1. Von Betroffenen eingeholte ärztliche Stellungnahmen können die nach § 42f SGB VIII erfolgte behördliche Alterseinschätzung in Frage stellen.

2. In ihrer Stellungnahme erklärte eine Fachärztin für Kinder- und Jugendmedizin, dass die bei der behördlichen Einschätzung zugrunde gelegten äußeren Merkmale (z.B. Stimme, Falten) einer betroffenen Person für eine Altersbestimmung ungeeignet seien. Solche sekundären Geschlechtsmerkmale seien je nach Beginn der Pubertät bereits mit 13 Jahren vorhanden.

3. In einem solchen Fall spricht viel dafür, dass ein Zweifelsfall im Sinne des § 42f Abs. 2 S. 1 SGB VIII gegeben ist und daher das Jugendamt eine ärztliche Untersuchung zur Altersbestimmung veranlassen muss, wenn es weiterhin von einer Volljährigkeit ausgeht.

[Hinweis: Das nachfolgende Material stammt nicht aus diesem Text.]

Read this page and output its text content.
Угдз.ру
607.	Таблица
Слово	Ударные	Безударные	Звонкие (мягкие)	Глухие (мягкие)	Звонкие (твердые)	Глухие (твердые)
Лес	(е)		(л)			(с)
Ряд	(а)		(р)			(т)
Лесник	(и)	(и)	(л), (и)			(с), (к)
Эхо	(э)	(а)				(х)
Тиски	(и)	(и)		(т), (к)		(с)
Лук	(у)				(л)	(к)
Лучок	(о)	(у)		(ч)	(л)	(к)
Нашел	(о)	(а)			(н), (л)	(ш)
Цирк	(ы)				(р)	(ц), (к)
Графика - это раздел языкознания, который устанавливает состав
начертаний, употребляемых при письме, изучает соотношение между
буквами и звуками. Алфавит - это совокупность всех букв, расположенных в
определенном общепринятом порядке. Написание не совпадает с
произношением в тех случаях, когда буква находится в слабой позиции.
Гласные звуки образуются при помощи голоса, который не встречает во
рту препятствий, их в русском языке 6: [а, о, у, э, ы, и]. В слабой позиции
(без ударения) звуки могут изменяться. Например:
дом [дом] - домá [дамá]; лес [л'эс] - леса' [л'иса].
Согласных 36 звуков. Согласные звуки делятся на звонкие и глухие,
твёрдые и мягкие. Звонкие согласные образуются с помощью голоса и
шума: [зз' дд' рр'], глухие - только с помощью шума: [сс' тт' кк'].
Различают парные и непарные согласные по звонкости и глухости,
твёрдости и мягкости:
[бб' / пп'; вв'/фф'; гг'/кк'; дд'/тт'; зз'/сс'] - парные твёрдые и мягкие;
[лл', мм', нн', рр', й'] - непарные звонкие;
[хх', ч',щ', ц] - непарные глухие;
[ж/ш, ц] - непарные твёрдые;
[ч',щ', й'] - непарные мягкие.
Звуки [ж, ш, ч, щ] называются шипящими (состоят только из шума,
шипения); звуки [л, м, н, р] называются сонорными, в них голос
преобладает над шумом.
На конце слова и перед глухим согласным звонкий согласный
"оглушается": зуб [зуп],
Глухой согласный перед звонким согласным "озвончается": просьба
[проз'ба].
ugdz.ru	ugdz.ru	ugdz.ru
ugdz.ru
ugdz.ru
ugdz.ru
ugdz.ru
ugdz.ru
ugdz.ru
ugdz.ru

Schlagwörter: unbegleitete Minderjährige, Altersfeststellung, Inobhutnahme, Beendigung der Inobhutnahme, ärztliche Untersuchung, äußere Merkmale, Inaugenscheinnahme, Zweifelsfall, ärztliche Alterseinschätzung, ärztliche Stellungnahme,
Normen: SGB VIII § 42f, SGB VIII § 42, SGB VIII § 42 Abs. 1, SGB VIII § 7 Abs. 1 Nr. 2, SGB VIII § 42f Abs. 2 S. 1,
Auszüge:

[...]

Eine auf § 42 Abs. 1 SGB VIII gestützte Inobhutnahme setzt allerdings voraus, dass die in Obhut genommene Person das 18. Lebensjahr noch nicht vollendet hat. Ob der Antragsteller diese vom SGB VIII über eine gesetzliche Begriffsbestimmung für dieses Rechtsgebiet abschließend gezogene Altersgrenze (vgl. für den hier allein maßgeblichen Begriff des Jugendlichen § 7 Abs. 1 Nr. 2 SGB VIII) zum Zeitpunkt des Erlasses des angefochtenen Bescheids oder zumindest bis zum heutigen Tage bereits überschritten hatte oder aber seinerzeit und weiterhin noch dem anspruchsberechtigten Personenkreis unterfällt, lässt sich nicht ohne weiteres feststellen. [...]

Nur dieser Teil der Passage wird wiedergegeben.